Vous avez mal au crâne ? Franchement, moi aussi.

L'imagination de Tepper est débordante, il faut le reconnaître. Mais La Danse des six lunes est une œuvre longue, très longue, trop longue, dont on a du mal à gérer le foisonnement. Le début est extraordinairement prometteur : beaucoup de fils de vies sont commencés, et on se demande comment ils vont finir par se réunir pour tisser un ensemble. Le récit des existences des personnages leur donne une réelle profondeur romanesque, particulièrement attachante. On regrette même que certains soient un peu « bâclés », en raison il est vrai du nombre de personnages qui interviennent et de la longueur, déjà considérable, de l'ouvrage. Mais l'auteur ne reste pas dans la simple psychologie à la Flaubert : le roman est riche en péripéties dignes des Mystères de Paris, auxquelles ne manque même pas l'incarnation du vice, Mrs Mantelby, sorte de partisane sadienne dans ce monde E.T..
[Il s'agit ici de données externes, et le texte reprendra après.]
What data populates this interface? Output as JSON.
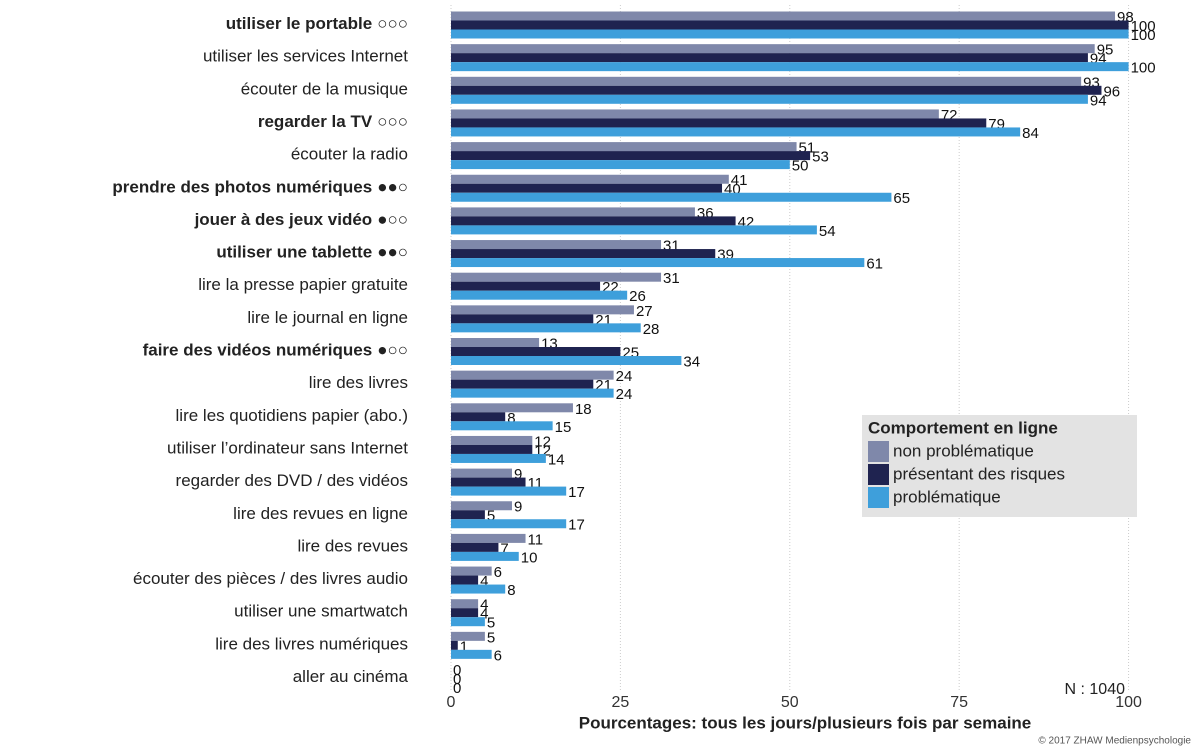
{
  "chart_data": {
    "type": "bar",
    "orientation": "horizontal",
    "categories": [
      "utiliser le portable",
      "utiliser les services Internet",
      "écouter de la musique",
      "regarder la TV",
      "écouter la radio",
      "prendre des photos numériques",
      "jouer à des jeux vidéo",
      "utiliser une tablette",
      "lire la presse papier gratuite",
      "lire le journal en ligne",
      "faire des vidéos numériques",
      "lire des livres",
      "lire les quotidiens papier (abo.)",
      "utiliser l’ordinateur sans Internet",
      "regarder des DVD / des vidéos",
      "lire des revues en ligne",
      "lire des revues",
      "écouter des pièces / des livres audio",
      "utiliser une smartwatch",
      "lire des livres numériques",
      "aller au cinéma"
    ],
    "markers": [
      "○○○",
      null,
      null,
      "○○○",
      null,
      "●●○",
      "●○○",
      "●●○",
      null,
      null,
      "●○○",
      null,
      null,
      null,
      null,
      null,
      null,
      null,
      null,
      null,
      null
    ],
    "series": [
      {
        "name": "non problématique",
        "color": "#7f88aa",
        "values": [
          98,
          95,
          93,
          72,
          51,
          41,
          36,
          31,
          31,
          27,
          13,
          24,
          18,
          12,
          9,
          9,
          11,
          6,
          4,
          5,
          0
        ]
      },
      {
        "name": "présentant des risques",
        "color": "#1f2350",
        "values": [
          100,
          94,
          96,
          79,
          53,
          40,
          42,
          39,
          22,
          21,
          25,
          21,
          8,
          12,
          11,
          5,
          7,
          4,
          4,
          1,
          0
        ]
      },
      {
        "name": "problématique",
        "color": "#3e9fdb",
        "values": [
          100,
          100,
          94,
          84,
          50,
          65,
          54,
          61,
          26,
          28,
          34,
          24,
          15,
          14,
          17,
          17,
          10,
          8,
          5,
          6,
          0
        ]
      }
    ],
    "xlim": [
      0,
      107
    ],
    "xticks": [
      0,
      25,
      50,
      75,
      100
    ],
    "grid": true,
    "xlabel": "Pourcentages: tous les jours/plusieurs fois par semaine",
    "legend_title": "Comportement en ligne",
    "legend_position": "right",
    "annotation": "N : 1040",
    "credit": "© 2017 ZHAW Medienpsychologie"
  }
}
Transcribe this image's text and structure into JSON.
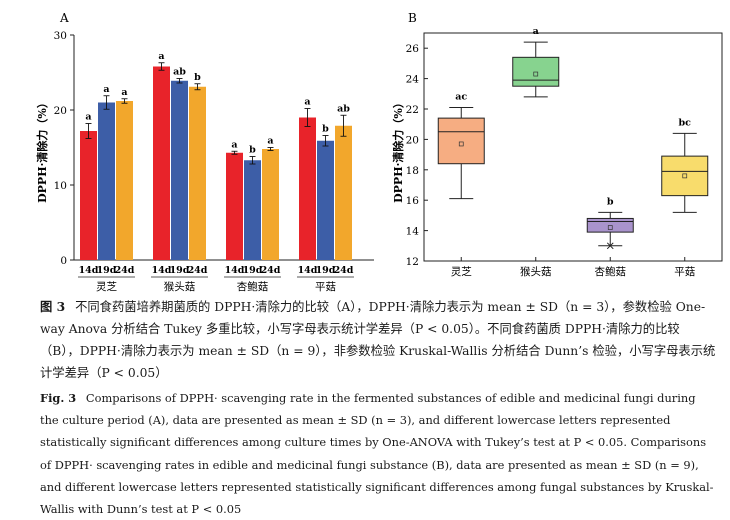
{
  "panel_a": {
    "label": "A",
    "ylabel": "DPPH·清除力（%）",
    "ytick_labels": [
      "0",
      "10",
      "20",
      "30"
    ],
    "chart_data": {
      "type": "bar",
      "ylim": [
        0,
        30
      ],
      "yticks": [
        0,
        10,
        20,
        30
      ],
      "groups": [
        {
          "name": "灵芝",
          "labels": [
            "14d",
            "19d",
            "24d"
          ],
          "values": [
            17.2,
            21.0,
            21.2
          ],
          "errors": [
            1.0,
            0.9,
            0.3
          ],
          "letters": [
            "a",
            "a",
            "a"
          ]
        },
        {
          "name": "猴头菇",
          "labels": [
            "14d",
            "19d",
            "24d"
          ],
          "values": [
            25.8,
            23.9,
            23.1
          ],
          "errors": [
            0.5,
            0.3,
            0.4
          ],
          "letters": [
            "a",
            "ab",
            "b"
          ]
        },
        {
          "name": "杏鲍菇",
          "labels": [
            "14d",
            "19d",
            "24d"
          ],
          "values": [
            14.3,
            13.3,
            14.8
          ],
          "errors": [
            0.2,
            0.5,
            0.2
          ],
          "letters": [
            "a",
            "b",
            "a"
          ]
        },
        {
          "name": "平菇",
          "labels": [
            "14d",
            "19d",
            "24d"
          ],
          "values": [
            19.0,
            15.9,
            17.9
          ],
          "errors": [
            1.2,
            0.7,
            1.4
          ],
          "letters": [
            "a",
            "b",
            "ab"
          ]
        }
      ],
      "colors": [
        "#e8232a",
        "#3d5ea7",
        "#f2a72c"
      ]
    }
  },
  "panel_b": {
    "label": "B",
    "ylabel": "DPPH·清除力（%）",
    "chart_data": {
      "type": "box",
      "ylim": [
        12,
        27
      ],
      "yticks": [
        12,
        14,
        16,
        18,
        20,
        22,
        24,
        26
      ],
      "categories": [
        "灵芝",
        "猴头菇",
        "杏鲍菇",
        "平菇"
      ],
      "boxes": [
        {
          "min": 16.1,
          "q1": 18.4,
          "median": 20.5,
          "q3": 21.4,
          "max": 22.1,
          "mean": 19.7,
          "outliers": [],
          "letter": "ac",
          "color": "#f6ad82"
        },
        {
          "min": 22.8,
          "q1": 23.5,
          "median": 23.9,
          "q3": 25.4,
          "max": 26.4,
          "mean": 24.3,
          "outliers": [],
          "letter": "a",
          "color": "#87d38f"
        },
        {
          "min": 13.0,
          "q1": 13.9,
          "median": 14.6,
          "q3": 14.8,
          "max": 15.2,
          "mean": 14.2,
          "outliers": [
            13.0
          ],
          "letter": "b",
          "color": "#a993cc"
        },
        {
          "min": 15.2,
          "q1": 16.3,
          "median": 17.9,
          "q3": 18.9,
          "max": 20.4,
          "mean": 17.6,
          "outliers": [],
          "letter": "bc",
          "color": "#f8dc6c"
        }
      ]
    }
  },
  "caption_cn": {
    "label": "图 3",
    "text": "不同食药菌培养期菌质的 DPPH·清除力的比较（A），DPPH·清除力表示为 mean ± SD（n = 3），参数检验 One-way Anova 分析结合 Tukey 多重比较，小写字母表示统计学差异（P < 0.05）。不同食药菌质 DPPH·清除力的比较（B），DPPH·清除力表示为 mean ± SD（n = 9），非参数检验 Kruskal-Wallis 分析结合 Dunn’s 检验，小写字母表示统计学差异（P < 0.05）"
  },
  "caption_en": {
    "label": "Fig. 3",
    "text": "Comparisons of DPPH· scavenging rate in the fermented substances of edible and medicinal fungi during the culture period (A), data are presented as mean ± SD (n = 3), and different lowercase letters represented statistically significant differences among culture times by One-ANOVA with Tukey’s test at P < 0.05. Comparisons of DPPH· scavenging rates in edible and medicinal fungi substance (B), data are presented as mean ± SD (n = 9), and different lowercase letters represented statistically significant differences among fungal substances by Kruskal-Wallis with Dunn’s test at P < 0.05"
  }
}
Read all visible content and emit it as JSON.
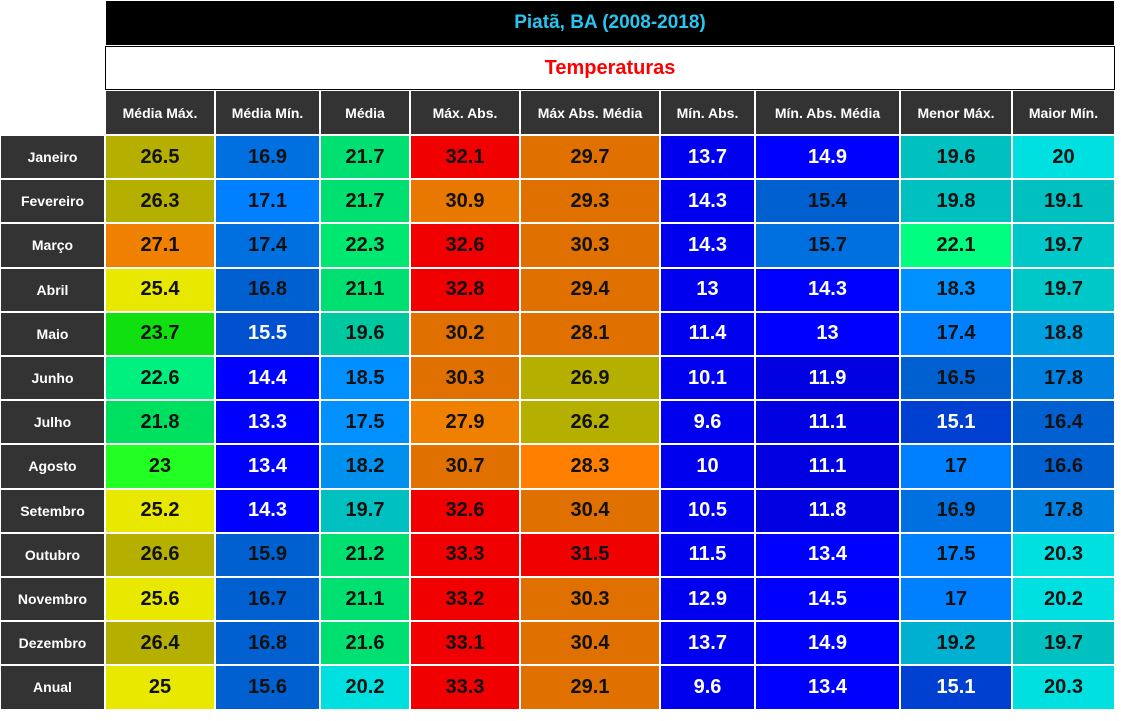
{
  "title": "Piatã, BA (2008-2018)",
  "subtitle": "Temperaturas",
  "columns": [
    "Média Máx.",
    "Média Mín.",
    "Média",
    "Máx. Abs.",
    "Máx Abs. Média",
    "Mín. Abs.",
    "Mín. Abs. Média",
    "Menor Máx.",
    "Maior Mín."
  ],
  "rows": [
    {
      "label": "Janeiro",
      "values": [
        26.5,
        16.9,
        21.7,
        32.1,
        29.7,
        13.7,
        14.9,
        19.6,
        20
      ],
      "colors": [
        "#b5b000",
        "#0070e0",
        "#00e070",
        "#f00000",
        "#e07000",
        "#0000ee",
        "#0000ff",
        "#00c0c0",
        "#00e0e0"
      ]
    },
    {
      "label": "Fevereiro",
      "values": [
        26.3,
        17.1,
        21.7,
        30.9,
        29.3,
        14.3,
        15.4,
        19.8,
        19.1
      ],
      "colors": [
        "#b5b000",
        "#0080ff",
        "#00e070",
        "#e87800",
        "#e07000",
        "#0000ee",
        "#0060d0",
        "#00c0c0",
        "#00c0c0"
      ]
    },
    {
      "label": "Março",
      "values": [
        27.1,
        17.4,
        22.3,
        32.6,
        30.3,
        14.3,
        15.7,
        22.1,
        19.7
      ],
      "colors": [
        "#f08000",
        "#0070e0",
        "#00e870",
        "#f00000",
        "#e07000",
        "#0000ee",
        "#0070e0",
        "#00ff80",
        "#00c8c8"
      ]
    },
    {
      "label": "Abril",
      "values": [
        25.4,
        16.8,
        21.1,
        32.8,
        29.4,
        13,
        14.3,
        18.3,
        19.7
      ],
      "colors": [
        "#e8e800",
        "#0060d0",
        "#00e070",
        "#f00000",
        "#e07000",
        "#0000ee",
        "#0000ff",
        "#0090ff",
        "#00c8c8"
      ]
    },
    {
      "label": "Maio",
      "values": [
        23.7,
        15.5,
        19.6,
        30.2,
        28.1,
        11.4,
        13,
        17.4,
        18.8
      ],
      "colors": [
        "#10e010",
        "#0050d0",
        "#00c8a0",
        "#e07000",
        "#e07000",
        "#0000ee",
        "#0000ff",
        "#0080ff",
        "#00a0e0"
      ]
    },
    {
      "label": "Junho",
      "values": [
        22.6,
        14.4,
        18.5,
        30.3,
        26.9,
        10.1,
        11.9,
        16.5,
        17.8
      ],
      "colors": [
        "#00f080",
        "#0000ff",
        "#0090ff",
        "#e07000",
        "#b5b000",
        "#0000ee",
        "#0000e0",
        "#0060d0",
        "#0080e0"
      ]
    },
    {
      "label": "Julho",
      "values": [
        21.8,
        13.3,
        17.5,
        27.9,
        26.2,
        9.6,
        11.1,
        15.1,
        16.4
      ],
      "colors": [
        "#00e060",
        "#0000ff",
        "#0090ff",
        "#f08000",
        "#b5b000",
        "#0000ee",
        "#0000e0",
        "#0040d0",
        "#0060d0"
      ]
    },
    {
      "label": "Agosto",
      "values": [
        23,
        13.4,
        18.2,
        30.7,
        28.3,
        10,
        11.1,
        17,
        16.6
      ],
      "colors": [
        "#22ff22",
        "#0000ff",
        "#0090f0",
        "#e07000",
        "#ff8000",
        "#0000ee",
        "#0000e0",
        "#0080ff",
        "#0060d0"
      ]
    },
    {
      "label": "Setembro",
      "values": [
        25.2,
        14.3,
        19.7,
        32.6,
        30.4,
        10.5,
        11.8,
        16.9,
        17.8
      ],
      "colors": [
        "#e8e800",
        "#0000ff",
        "#00c0c0",
        "#f00000",
        "#e07000",
        "#0000ee",
        "#0000e0",
        "#0070e0",
        "#0080e0"
      ]
    },
    {
      "label": "Outubro",
      "values": [
        26.6,
        15.9,
        21.2,
        33.3,
        31.5,
        11.5,
        13.4,
        17.5,
        20.3
      ],
      "colors": [
        "#b5b000",
        "#0060d0",
        "#00e070",
        "#f00000",
        "#f00000",
        "#0000ee",
        "#0000ff",
        "#0080ff",
        "#00e0e0"
      ]
    },
    {
      "label": "Novembro",
      "values": [
        25.6,
        16.7,
        21.1,
        33.2,
        30.3,
        12.9,
        14.5,
        17,
        20.2
      ],
      "colors": [
        "#e8e800",
        "#0060d0",
        "#00e070",
        "#f00000",
        "#e07000",
        "#0000ee",
        "#0000ff",
        "#0080ff",
        "#00e0e0"
      ]
    },
    {
      "label": "Dezembro",
      "values": [
        26.4,
        16.8,
        21.6,
        33.1,
        30.4,
        13.7,
        14.9,
        19.2,
        19.7
      ],
      "colors": [
        "#b5b000",
        "#0060d0",
        "#00e070",
        "#f00000",
        "#e07000",
        "#0000ee",
        "#0000ff",
        "#00b0d0",
        "#00c0c0"
      ]
    },
    {
      "label": "Anual",
      "values": [
        25,
        15.6,
        20.2,
        33.3,
        29.1,
        9.6,
        13.4,
        15.1,
        20.3
      ],
      "colors": [
        "#e8e800",
        "#0060d0",
        "#00e0e0",
        "#f00000",
        "#e07000",
        "#0000ee",
        "#0000ff",
        "#0040d0",
        "#00e0e0"
      ]
    }
  ]
}
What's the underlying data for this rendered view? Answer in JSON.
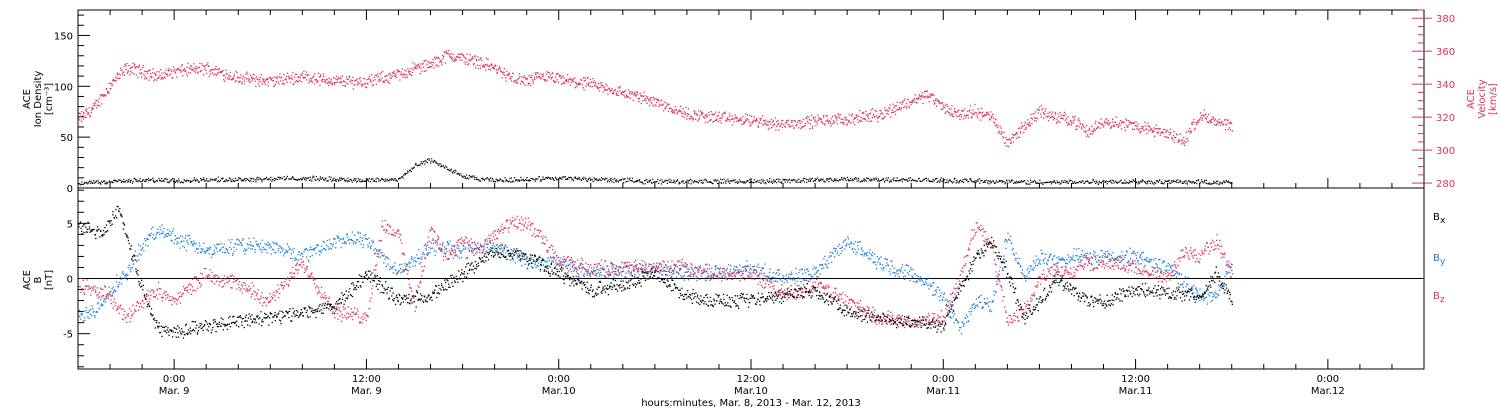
{
  "chart_data": [
    {
      "type": "scatter",
      "panel": "top",
      "left_axis_label": [
        "ACE",
        "Ion Density",
        "[cm⁻³]"
      ],
      "right_axis_label": [
        "ACE",
        "Velocity",
        "[km/s]"
      ],
      "left_ylim": [
        0,
        175
      ],
      "left_yticks": [
        0,
        50,
        100,
        150
      ],
      "right_ylim": [
        277,
        385
      ],
      "right_yticks": [
        280,
        300,
        320,
        340,
        360,
        380
      ],
      "x_range_hours": [
        -6,
        78
      ],
      "data_range_hours": [
        -6,
        66
      ],
      "colors": {
        "density": "#000000",
        "velocity": "#e0315f"
      },
      "series": [
        {
          "axis": "right",
          "color": "#e0315f",
          "x": [
            -6,
            -5,
            -4,
            -3,
            -2,
            -1,
            0,
            2,
            4,
            6,
            8,
            10,
            12,
            14,
            15,
            16,
            17,
            18,
            19,
            20,
            21,
            22,
            23,
            24,
            26,
            28,
            30,
            32,
            34,
            36,
            38,
            40,
            42,
            44,
            46,
            47,
            48,
            49,
            50,
            51,
            52,
            54,
            55,
            56,
            57,
            58,
            60,
            62,
            63,
            64,
            65,
            66
          ],
          "values": [
            319,
            326,
            340,
            350,
            348,
            345,
            348,
            350,
            344,
            342,
            345,
            342,
            342,
            346,
            350,
            352,
            358,
            356,
            354,
            350,
            344,
            342,
            345,
            343,
            340,
            335,
            330,
            322,
            320,
            318,
            316,
            318,
            319,
            322,
            330,
            334,
            326,
            322,
            324,
            320,
            305,
            324,
            320,
            319,
            311,
            318,
            315,
            310,
            306,
            322,
            317,
            314
          ]
        },
        {
          "axis": "left",
          "color": "#000000",
          "x": [
            -6,
            -4,
            -2,
            0,
            4,
            8,
            12,
            14,
            15,
            16,
            17,
            18,
            19,
            20,
            24,
            30,
            36,
            42,
            48,
            54,
            60,
            66
          ],
          "values": [
            5,
            7,
            8,
            8,
            9,
            10,
            8,
            9,
            22,
            28,
            20,
            12,
            9,
            8,
            10,
            7,
            7,
            9,
            8,
            6,
            7,
            6
          ]
        }
      ]
    },
    {
      "type": "scatter",
      "panel": "bottom",
      "left_axis_label": [
        "ACE",
        "B",
        "[nT]"
      ],
      "ylim": [
        -8.2,
        8.2
      ],
      "yticks": [
        -5,
        0,
        5
      ],
      "x_range_hours": [
        -6,
        78
      ],
      "xticks": [
        {
          "hour": 0,
          "time": "0:00",
          "date": "Mar. 9"
        },
        {
          "hour": 12,
          "time": "12:00",
          "date": "Mar. 9"
        },
        {
          "hour": 24,
          "time": "0:00",
          "date": "Mar.10"
        },
        {
          "hour": 36,
          "time": "12:00",
          "date": "Mar.10"
        },
        {
          "hour": 48,
          "time": "0:00",
          "date": "Mar.11"
        },
        {
          "hour": 60,
          "time": "12:00",
          "date": "Mar.11"
        },
        {
          "hour": 72,
          "time": "0:00",
          "date": "Mar.12"
        }
      ],
      "xlabel": "hours:minutes, Mar.  8, 2013 - Mar. 12, 2013",
      "legend": [
        {
          "label": "B",
          "sub": "x",
          "color": "#000000"
        },
        {
          "label": "B",
          "sub": "y",
          "color": "#1a7fd8"
        },
        {
          "label": "B",
          "sub": "z",
          "color": "#e0315f"
        }
      ],
      "series": [
        {
          "name": "Bx",
          "color": "#000000",
          "x": [
            -6,
            -4.5,
            -3.5,
            -2,
            -1,
            0,
            2,
            4,
            6,
            8,
            10,
            12,
            14,
            16,
            18,
            20,
            22,
            24,
            26,
            28,
            30,
            32,
            34,
            36,
            38,
            40,
            42,
            44,
            46,
            48,
            49,
            50,
            51,
            52,
            53,
            54,
            55,
            56,
            57,
            58,
            60,
            62,
            64,
            65,
            66
          ],
          "values": [
            4.8,
            4.0,
            6.5,
            -1,
            -4.5,
            -4.8,
            -4.2,
            -3.8,
            -3.5,
            -3.0,
            -2.5,
            0.5,
            -2.0,
            -1.5,
            0.5,
            2.5,
            2.0,
            0.5,
            -1.0,
            -0.5,
            0.5,
            -1.5,
            -2.0,
            -2.0,
            -1.5,
            -1.0,
            -3.0,
            -3.5,
            -4.0,
            -4.2,
            -1.0,
            2.0,
            3.5,
            0.5,
            -3.5,
            -2.0,
            0.0,
            -1.0,
            -2.0,
            -2.0,
            -1.0,
            -1.2,
            -1.5,
            0.5,
            -2.0
          ]
        },
        {
          "name": "By",
          "color": "#1a7fd8",
          "x": [
            -6,
            -5,
            -4,
            -3,
            -2,
            -1,
            0,
            2,
            4,
            6,
            8,
            10,
            12,
            14,
            16,
            18,
            20,
            22,
            24,
            26,
            28,
            30,
            32,
            34,
            36,
            38,
            40,
            42,
            44,
            46,
            48,
            49,
            50,
            51,
            52,
            53,
            54,
            55,
            56,
            57,
            58,
            60,
            62,
            64,
            65,
            66
          ],
          "values": [
            -3.5,
            -3.0,
            -1.0,
            0.5,
            3.0,
            4.5,
            3.8,
            2.5,
            3.0,
            3.0,
            2.0,
            3.5,
            3.5,
            0.5,
            3.0,
            2.5,
            3.0,
            1.5,
            1.5,
            0.5,
            0.8,
            1.0,
            0.5,
            0.5,
            1.0,
            0.0,
            0.5,
            3.5,
            1.5,
            0.5,
            -1.5,
            -4.5,
            -2.0,
            -2.5,
            4.0,
            0.0,
            2.0,
            1.5,
            2.0,
            2.0,
            2.0,
            2.0,
            1.0,
            -1.5,
            -1.5,
            1.5
          ]
        },
        {
          "name": "Bz",
          "color": "#e0315f",
          "x": [
            -6,
            -5,
            -4,
            -3,
            -2,
            -1,
            0,
            2,
            4,
            6,
            8,
            10,
            12,
            13,
            14,
            15,
            16,
            17,
            18,
            19,
            20,
            21,
            22,
            23,
            24,
            26,
            28,
            30,
            32,
            34,
            36,
            38,
            40,
            42,
            44,
            46,
            48,
            49,
            50,
            51,
            52,
            53,
            54,
            55,
            56,
            57,
            58,
            60,
            62,
            63,
            64,
            65,
            66
          ],
          "values": [
            -0.5,
            -1.0,
            -1.5,
            -3.5,
            -2.0,
            -1.0,
            -2.0,
            0.5,
            -0.5,
            -2.0,
            1.5,
            -3.0,
            -3.5,
            5.0,
            4.0,
            -2.5,
            4.5,
            2.0,
            3.5,
            2.5,
            4.0,
            5.0,
            5.0,
            3.5,
            1.5,
            1.0,
            1.0,
            1.0,
            1.0,
            0.5,
            0.5,
            -1.5,
            -0.5,
            -2.0,
            -3.5,
            -4.0,
            -3.5,
            0.0,
            5.0,
            3.0,
            -4.0,
            -3.0,
            0.0,
            1.0,
            0.5,
            1.5,
            1.5,
            1.0,
            0.0,
            2.5,
            2.0,
            3.5,
            0.5
          ]
        }
      ]
    }
  ]
}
Seulement voilà, alors qu'on se dit qu'on tient là un texte qui nous rappelle avec délices les premiers moments de l'Hypérion de Simmons, on est tout à coup très déçu. Mais alors très, très, déçu. On tombe dans la banalité, le commun, pour ne pas dire la niaiserie. D'abord, la fantasy prend largement le dessus sur la S-F, avec un penchant un peu trop prononcé pour l'esthétisme des scènes. Quant au dernier chapitre, alors là, franchement, mieux vaut encore le sauter, excepté pour ceux qui apprécient le roman de gare à la Cartland. C'est à en pleurer — pas de rire, malheureusement... Et puis il convient de faire un sort au personnage de l'Inquisitrice, mélange de R. Daneel Olivaw et de l'Inspecteur Gadget confinant au grotesque. D'autant qu'elle est peu crédible sur le plan scientifique, et que l'auteur s'en contrefiche totalement. Vous situez Destination : Vide de Frank Herbert, et tout le « Programme Conscience » ? Eh bien, ici, l'ensemble est traité en à peu près dix pages. Les scientifiques ont trouvé le moyen de créer une conscience mécanique capable d'être un juge universel et parfaitement juste. Point, à la ligne. Toujours au rayon des reproches : on soulignera l'extrême récurrence des problèmes d'identité sexuelle : ça confine à l'obsession et soutient la quasi-totalité de l'intrigue. Quant aux révélations successives qui émaillent l'enquête de l'Inquisitrice, elles sont toutes fondées sur le même thème : préserver un système matriarcal et éviter l'extinction de la colonie par le Conseil des Mondes. Difficile, par conséquent, d'être juste avec cette œuvre lancée sur les rails de quelques chefs-d'œuvre pour finalement s'échouer sur les rivages de l'exaspération. On sent bien, avec la maîtrise dont Tepper fait montre au départ, que la fin aurait pu se révéler tout autre... sentiment qui fait un peu plus que gâcher le plaisir de lecture. Au final, Tepper crée un univers d'une belle originalité mais saborde sa création avec un dernier tiers de livre inepte et ridicule. Dommage.